Six more people have died in continuing violence in the Thai capital amid a tense standoff between heavily armed troops and defiant anti-government protesters.
But as more blood was spilled on the streets of Bangkok on Saturday, Abhisit Vejjajiva, the Thai prime minister, said he was attempting to quell violence with minimum bloodshed.
In a televised address, Abhisit said his government was trying to "restore normalcy with minimal loss" to the capital.
He, however, said there was no turning back, insisting that "the government must move forward".
"We cannot retreat because we are doing things that will benefit the entire country."
'Live firing zone'
His tough talk came hours after the Thai military declared "live firing zone" in Bangkok in its attempt to clear red shirt protesters from their encampment site in the capital.
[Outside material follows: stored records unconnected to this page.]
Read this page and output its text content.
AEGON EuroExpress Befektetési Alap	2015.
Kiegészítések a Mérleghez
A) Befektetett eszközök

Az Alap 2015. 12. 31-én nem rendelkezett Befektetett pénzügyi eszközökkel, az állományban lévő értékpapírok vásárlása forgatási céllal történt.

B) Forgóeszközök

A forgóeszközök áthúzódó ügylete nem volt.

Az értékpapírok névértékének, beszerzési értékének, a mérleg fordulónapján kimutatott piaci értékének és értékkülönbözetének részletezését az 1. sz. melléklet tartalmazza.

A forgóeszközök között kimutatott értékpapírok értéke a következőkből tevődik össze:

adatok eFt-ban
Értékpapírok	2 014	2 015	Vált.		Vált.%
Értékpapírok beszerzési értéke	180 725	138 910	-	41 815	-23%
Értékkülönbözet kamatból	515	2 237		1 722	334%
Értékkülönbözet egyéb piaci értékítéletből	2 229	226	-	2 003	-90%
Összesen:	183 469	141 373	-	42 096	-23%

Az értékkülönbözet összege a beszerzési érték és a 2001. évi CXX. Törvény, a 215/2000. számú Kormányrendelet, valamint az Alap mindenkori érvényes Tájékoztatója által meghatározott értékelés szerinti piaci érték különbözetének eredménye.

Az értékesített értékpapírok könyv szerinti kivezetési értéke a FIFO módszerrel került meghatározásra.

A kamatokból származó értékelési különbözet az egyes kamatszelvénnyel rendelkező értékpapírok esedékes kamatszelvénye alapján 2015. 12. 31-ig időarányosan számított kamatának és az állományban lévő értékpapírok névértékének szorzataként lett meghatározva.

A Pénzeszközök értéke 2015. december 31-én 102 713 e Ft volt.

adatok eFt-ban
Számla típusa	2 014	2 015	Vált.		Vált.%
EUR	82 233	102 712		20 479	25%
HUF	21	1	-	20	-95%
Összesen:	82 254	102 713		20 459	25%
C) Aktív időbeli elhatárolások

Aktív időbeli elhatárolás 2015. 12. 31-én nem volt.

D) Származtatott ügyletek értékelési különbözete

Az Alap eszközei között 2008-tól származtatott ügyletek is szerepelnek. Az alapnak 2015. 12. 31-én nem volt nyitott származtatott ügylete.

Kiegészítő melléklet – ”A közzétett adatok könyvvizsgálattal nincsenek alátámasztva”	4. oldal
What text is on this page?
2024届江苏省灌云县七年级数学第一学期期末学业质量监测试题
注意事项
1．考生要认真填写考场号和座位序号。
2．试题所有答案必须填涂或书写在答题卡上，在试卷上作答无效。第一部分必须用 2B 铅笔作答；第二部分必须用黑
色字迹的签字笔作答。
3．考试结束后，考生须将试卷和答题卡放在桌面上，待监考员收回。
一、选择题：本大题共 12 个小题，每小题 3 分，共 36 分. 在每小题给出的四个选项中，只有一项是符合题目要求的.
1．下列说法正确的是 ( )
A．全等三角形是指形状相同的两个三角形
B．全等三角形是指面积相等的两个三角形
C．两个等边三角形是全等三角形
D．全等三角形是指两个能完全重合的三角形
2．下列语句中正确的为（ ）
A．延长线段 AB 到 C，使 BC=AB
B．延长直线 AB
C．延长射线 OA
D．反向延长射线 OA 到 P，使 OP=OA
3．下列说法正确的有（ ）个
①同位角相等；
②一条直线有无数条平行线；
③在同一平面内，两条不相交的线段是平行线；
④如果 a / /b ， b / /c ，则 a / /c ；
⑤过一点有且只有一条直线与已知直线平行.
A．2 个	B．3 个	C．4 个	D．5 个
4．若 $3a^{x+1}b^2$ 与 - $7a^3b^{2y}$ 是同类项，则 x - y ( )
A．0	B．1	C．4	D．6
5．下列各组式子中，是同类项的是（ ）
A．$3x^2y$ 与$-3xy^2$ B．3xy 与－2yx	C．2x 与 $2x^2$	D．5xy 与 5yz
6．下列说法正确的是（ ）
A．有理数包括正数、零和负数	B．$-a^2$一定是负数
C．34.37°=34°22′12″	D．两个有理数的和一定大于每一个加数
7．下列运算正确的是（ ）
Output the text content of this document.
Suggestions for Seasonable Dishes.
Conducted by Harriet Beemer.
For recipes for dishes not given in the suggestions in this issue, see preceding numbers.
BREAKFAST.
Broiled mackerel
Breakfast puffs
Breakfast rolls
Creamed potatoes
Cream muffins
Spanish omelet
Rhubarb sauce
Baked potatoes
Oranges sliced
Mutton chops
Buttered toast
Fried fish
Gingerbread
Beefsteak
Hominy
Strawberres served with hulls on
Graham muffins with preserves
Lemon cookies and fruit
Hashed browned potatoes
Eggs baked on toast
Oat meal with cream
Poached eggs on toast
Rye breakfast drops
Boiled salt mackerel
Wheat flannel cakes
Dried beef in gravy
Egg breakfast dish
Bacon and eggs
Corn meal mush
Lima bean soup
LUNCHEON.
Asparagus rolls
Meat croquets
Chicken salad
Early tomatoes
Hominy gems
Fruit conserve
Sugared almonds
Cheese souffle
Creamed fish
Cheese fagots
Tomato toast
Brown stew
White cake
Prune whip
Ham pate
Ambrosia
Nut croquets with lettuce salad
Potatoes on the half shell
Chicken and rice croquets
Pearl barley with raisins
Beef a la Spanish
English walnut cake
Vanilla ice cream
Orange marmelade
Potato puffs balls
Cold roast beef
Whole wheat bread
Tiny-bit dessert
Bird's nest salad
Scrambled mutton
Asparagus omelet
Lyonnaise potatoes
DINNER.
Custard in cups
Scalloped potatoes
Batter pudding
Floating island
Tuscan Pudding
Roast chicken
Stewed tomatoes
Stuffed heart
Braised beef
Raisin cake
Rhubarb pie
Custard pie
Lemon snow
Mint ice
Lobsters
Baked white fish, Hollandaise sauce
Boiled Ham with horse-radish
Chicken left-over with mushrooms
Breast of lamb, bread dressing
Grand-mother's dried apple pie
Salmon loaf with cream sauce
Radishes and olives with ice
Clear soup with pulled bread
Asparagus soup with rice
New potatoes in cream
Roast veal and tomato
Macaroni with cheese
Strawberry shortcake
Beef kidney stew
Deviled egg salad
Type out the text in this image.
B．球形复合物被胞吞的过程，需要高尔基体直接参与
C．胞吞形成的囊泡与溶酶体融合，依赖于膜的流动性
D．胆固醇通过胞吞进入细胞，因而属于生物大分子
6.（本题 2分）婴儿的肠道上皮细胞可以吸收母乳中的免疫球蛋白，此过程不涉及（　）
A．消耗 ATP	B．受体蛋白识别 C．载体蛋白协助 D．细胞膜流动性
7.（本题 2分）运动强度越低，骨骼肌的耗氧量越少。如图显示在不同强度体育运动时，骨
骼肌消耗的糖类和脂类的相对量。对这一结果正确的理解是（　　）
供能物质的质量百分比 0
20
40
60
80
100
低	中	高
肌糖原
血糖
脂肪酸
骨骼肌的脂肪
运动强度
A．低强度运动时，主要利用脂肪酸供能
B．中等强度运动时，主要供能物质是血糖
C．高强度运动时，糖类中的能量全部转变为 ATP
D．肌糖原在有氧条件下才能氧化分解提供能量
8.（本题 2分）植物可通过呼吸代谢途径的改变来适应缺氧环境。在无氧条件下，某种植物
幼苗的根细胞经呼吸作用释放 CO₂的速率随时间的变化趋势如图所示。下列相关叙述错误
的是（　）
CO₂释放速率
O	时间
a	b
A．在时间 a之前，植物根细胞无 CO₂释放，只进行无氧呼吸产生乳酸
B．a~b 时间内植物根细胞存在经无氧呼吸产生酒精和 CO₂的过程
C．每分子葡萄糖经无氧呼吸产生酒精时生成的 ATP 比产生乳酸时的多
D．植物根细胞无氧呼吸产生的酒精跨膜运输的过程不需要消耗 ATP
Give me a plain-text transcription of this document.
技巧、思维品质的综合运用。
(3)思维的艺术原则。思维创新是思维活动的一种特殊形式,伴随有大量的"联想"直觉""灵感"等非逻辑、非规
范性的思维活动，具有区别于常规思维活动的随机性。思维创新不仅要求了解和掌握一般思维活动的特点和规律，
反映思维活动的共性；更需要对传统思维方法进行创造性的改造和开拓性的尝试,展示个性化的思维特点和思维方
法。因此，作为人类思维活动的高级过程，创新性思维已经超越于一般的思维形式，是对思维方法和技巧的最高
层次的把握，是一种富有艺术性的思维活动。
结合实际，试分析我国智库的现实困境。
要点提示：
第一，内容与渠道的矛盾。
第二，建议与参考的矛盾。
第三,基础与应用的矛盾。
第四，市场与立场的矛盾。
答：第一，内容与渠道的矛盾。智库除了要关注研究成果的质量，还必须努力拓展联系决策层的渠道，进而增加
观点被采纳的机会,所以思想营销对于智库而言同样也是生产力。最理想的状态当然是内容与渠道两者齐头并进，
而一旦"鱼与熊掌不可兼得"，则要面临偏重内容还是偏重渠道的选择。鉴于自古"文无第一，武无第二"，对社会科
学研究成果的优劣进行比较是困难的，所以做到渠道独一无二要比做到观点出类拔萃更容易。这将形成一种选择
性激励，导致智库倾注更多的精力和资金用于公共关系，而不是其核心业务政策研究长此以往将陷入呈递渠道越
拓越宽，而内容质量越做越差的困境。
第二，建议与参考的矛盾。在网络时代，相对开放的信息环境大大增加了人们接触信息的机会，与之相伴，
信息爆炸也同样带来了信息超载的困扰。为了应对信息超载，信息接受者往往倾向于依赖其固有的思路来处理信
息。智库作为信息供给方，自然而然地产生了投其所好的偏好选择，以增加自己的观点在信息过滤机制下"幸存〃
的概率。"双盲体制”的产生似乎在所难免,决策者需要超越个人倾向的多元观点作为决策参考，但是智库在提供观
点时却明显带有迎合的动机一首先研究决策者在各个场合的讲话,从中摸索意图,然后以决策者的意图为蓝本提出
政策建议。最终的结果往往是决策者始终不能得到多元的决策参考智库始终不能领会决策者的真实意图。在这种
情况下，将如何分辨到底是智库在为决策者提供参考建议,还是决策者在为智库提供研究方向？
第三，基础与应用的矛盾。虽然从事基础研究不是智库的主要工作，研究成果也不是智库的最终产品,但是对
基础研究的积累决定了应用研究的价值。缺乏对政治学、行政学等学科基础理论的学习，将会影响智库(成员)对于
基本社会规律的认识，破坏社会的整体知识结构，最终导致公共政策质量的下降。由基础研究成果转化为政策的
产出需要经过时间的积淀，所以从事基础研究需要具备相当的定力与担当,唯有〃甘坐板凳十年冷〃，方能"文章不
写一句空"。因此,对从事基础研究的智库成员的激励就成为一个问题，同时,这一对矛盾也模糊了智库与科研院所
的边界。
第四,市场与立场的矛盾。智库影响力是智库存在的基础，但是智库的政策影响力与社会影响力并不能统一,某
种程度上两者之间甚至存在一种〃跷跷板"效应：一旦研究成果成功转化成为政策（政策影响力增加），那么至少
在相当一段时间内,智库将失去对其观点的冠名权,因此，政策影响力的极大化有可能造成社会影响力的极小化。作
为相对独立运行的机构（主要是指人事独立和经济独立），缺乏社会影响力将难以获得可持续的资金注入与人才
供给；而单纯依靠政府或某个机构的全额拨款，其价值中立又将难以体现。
But the protesters, seeking the prime minister's resignation and early elections, seemed to be in no mood to capitulate.
They responded with sporadic attacks on the army's positions, using petrol bombs to torch vehicles, and attempting to barricade their camp with piles of burning tyres.
As soldiers encircled the protest site, gunfire and explosions were heard in the streets surrounding the protesters' camp.
Al Jazeera's Tony Birtley, reporting from Bangkok, said that there was a lot of tension near the city's commercial centre.
"Every street corner is manned by police or soldiers, but there are protesters walking around with wooden clubs and other weapons."
He said that many of the streets were blocked off by barbed-wire, but people were still moving around.
Pictures circulated on Saturday showed army snipers taking positions in buildings in the Rajprasong business district.
Witnesses reported that about 2,000 protesters had massed on a main road leading to Bangkok's commercial centre on Saturday, about 2km from an area held by troops.
Al Jazeera's Aela Callan, also reporting from Bangkok, said television footage appeared to show troops were firing indiscriminately, with reporters covering the protests being shot at in some incidents.
"It's a very confusing situation," she said. "What we're going to have to watch for now is the reaction of the red shirts."
|Protesters have fought back with burning tyres and petrol bombs [AFP]
She said some red shirt sources in the northeast of Thailand had told her they were being prevented from sending bus loads of supporters to join the protests in Bangkok, while other more "hardline" red shirts were looking at more creative ways to bring reinforcements into the city.
"There are still thousands of people down there and there are still thousands that are willing to defend the barricades," she said.
Sean Boonpracong, a red shirt spokesman, called on the army to end its operations against the protest camp saying the two sides were unmatched.
"We want the army to cease fire," he told Al Jazeera.
"We really seriously want peace. We are really concerned at what is taking place."
Troops had begun encircling the protest site since Thursday evening after a deadline set by the military for the protesters to disperse expired. Clashes broke out almost immediately and 16 people were killed on Friday.
The face-off capped weeks of political turmoil in Thailand with the red shirts - predominantly supporters of ousted prime minister Thaksin Shinawatra - converging on the capital to press for the current government's resignation.
Abhisit had offered to call new elections if red shirts ended their two-month protest, but the demonstrators have insisted that the country's deputy prime minister must first be charged for the deaths of 25 red shirt supporters.
Panitan Wattanayagorn, a spokesman for the Thai government, told Al Jazeera on Saturday that discussions on holding new elections could only begin once the protesters disperse.
"When the protest ends, [the prime minister] will resume implementing the reconciliation plan and also consider the election after that. The election date was set on the 14 of November, but was rejected by the red shirt people," he said.